Thanks to a mild winter and a booming mice population, 2017 is expected to be the worst season for ticks in years, according to the CDC.
That means incidents of Lyme and other tick born illnesses are also expected to rise.
The town of East Longmeadow is hoping a new program will help identify the tick problem better and help residents diagnose any tick born illnesses earlier.
East Longmeadow is one of the first towns in western Massachusetts to partner with UMass Amherst and it's laboratory of medical zoology.
One of the first such labs in the country, each season, hundreds of ticks are sent to UMass from all 50 states - each one is analyzed for Lyme and other diseases.
"The great thing about this program is that you can send old ticks, frozen ticks, ticks that were in alcohol, ticks that you remove or have been sitting around, half a tick, a leg of a tick. They will test anything," said Aimee Petrosky, East Longmeadow's health director.
Within three days, sometimes 24 hours, results are emailed back. The cost is $50, but through the new partnership, East Longmeadow is subsidizing the tests, so town residents now only pay $5.
"Most people know someone who's life has been changed through Lyme disease - some in a minor way, some lifelong - so this is a really great opportunity for our resident to be proactive. The blood work for Lyme disease doesn't often times show anything for about two weeks out.
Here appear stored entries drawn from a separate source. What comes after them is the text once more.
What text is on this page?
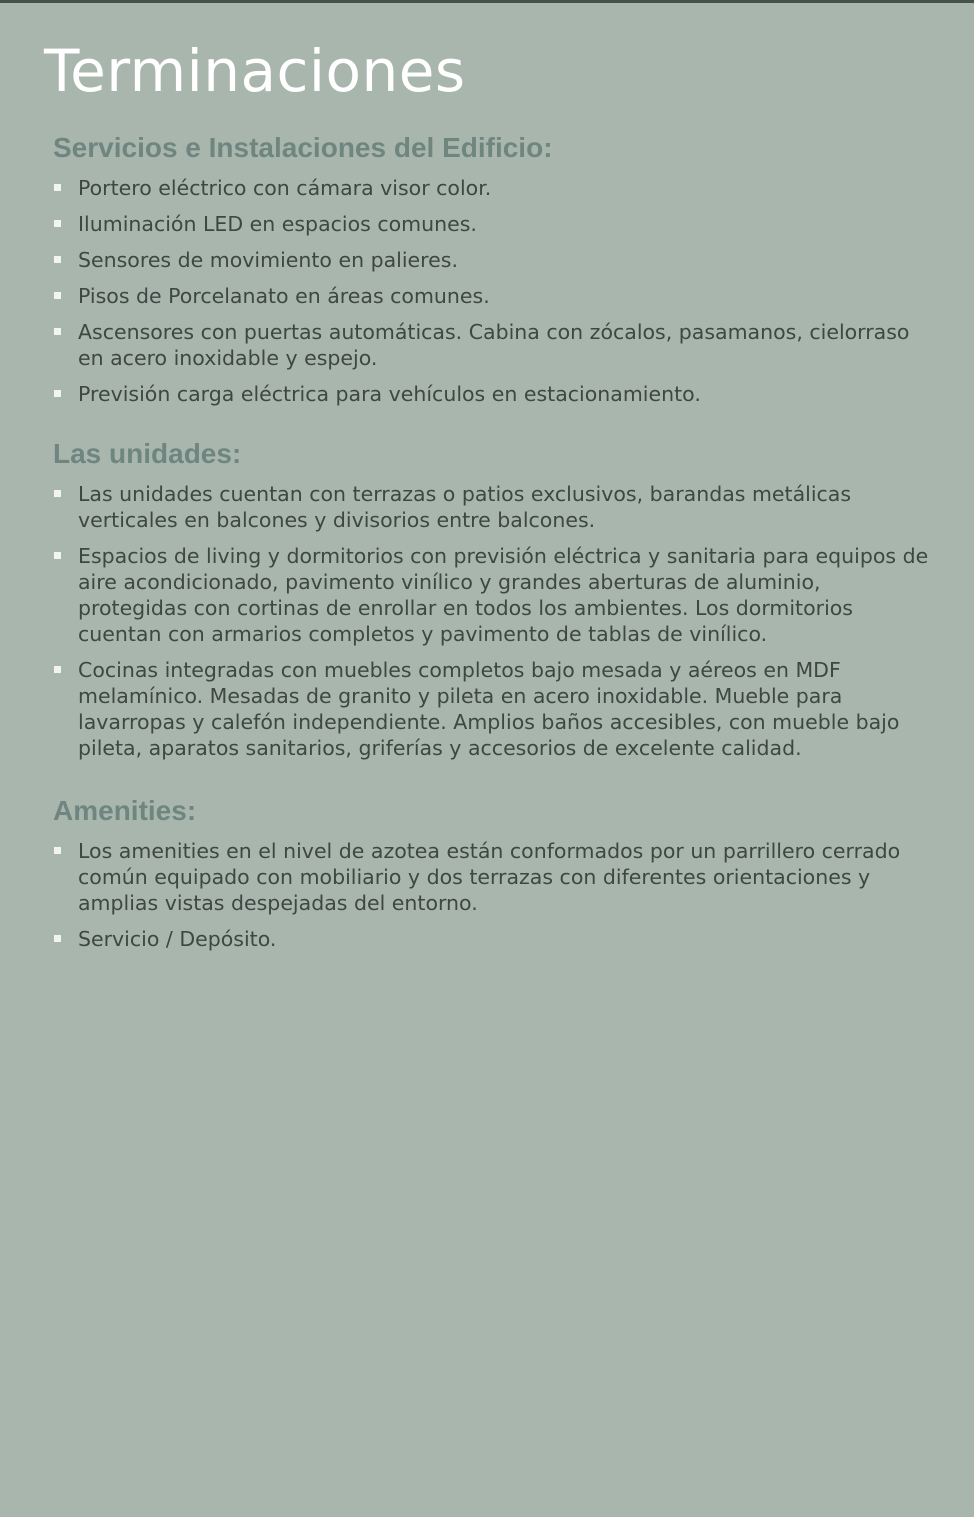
Terminaciones
Servicios e Instalaciones del Edificio:
Portero eléctrico con cámara visor color.
Iluminación LED en espacios comunes.
Sensores de movimiento en palieres.
Pisos de Porcelanato en áreas comunes.
Ascensores con puertas automáticas. Cabina con zócalos, pasamanos, cielorraso en acero inoxidable y espejo.
Previsión carga eléctrica para vehículos en estacionamiento.
Las unidades:
Las unidades cuentan con terrazas o patios exclusivos, barandas metálicas verticales en balcones y divisorios entre balcones.
Espacios de living y dormitorios con previsión eléctrica y sanitaria para equipos de aire acondicionado, pavimento vinílico y grandes aberturas de aluminio, protegidas con cortinas de enrollar en todos los ambientes. Los dormitorios cuentan con armarios completos y pavimento de tablas de vinílico.
Cocinas integradas con muebles completos bajo mesada y aéreos en MDF melamínico. Mesadas de granito y pileta en acero inoxidable. Mueble para lavarropas y calefón independiente. Amplios baños accesibles, con mueble bajo pileta, aparatos sanitarios, griferías y accesorios de excelente calidad.
Amenities:
Los amenities en el nivel de azotea están conformados por un parrillero cerrado común equipado con mobiliario y dos terrazas con diferentes orientaciones y amplias vistas despejadas del entorno.
Servicio / Depósito.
This will allow our resident to know really quickly if they should start the treatment," Petrosky noted.
Petrosky told Western Mass News that it also allows the town to track the local tick population.
"So if there are areas that we find six people found ticks and all six have Lyme disease, we can then reach out to our residents and say this is a particularly troubling area, these are ways you can protect yourself," Petrosky explained.
So far, 11 ticks have been sent in with no Lyme detected, but one did test positive for anaplasma, a lesser-known, but also significant, tick-borne disease.
Petrosky hopes to get the word out so that more residents use the new program.
"This is a particularly bad tick season, so this program during this year is really excellent." Petrosky said.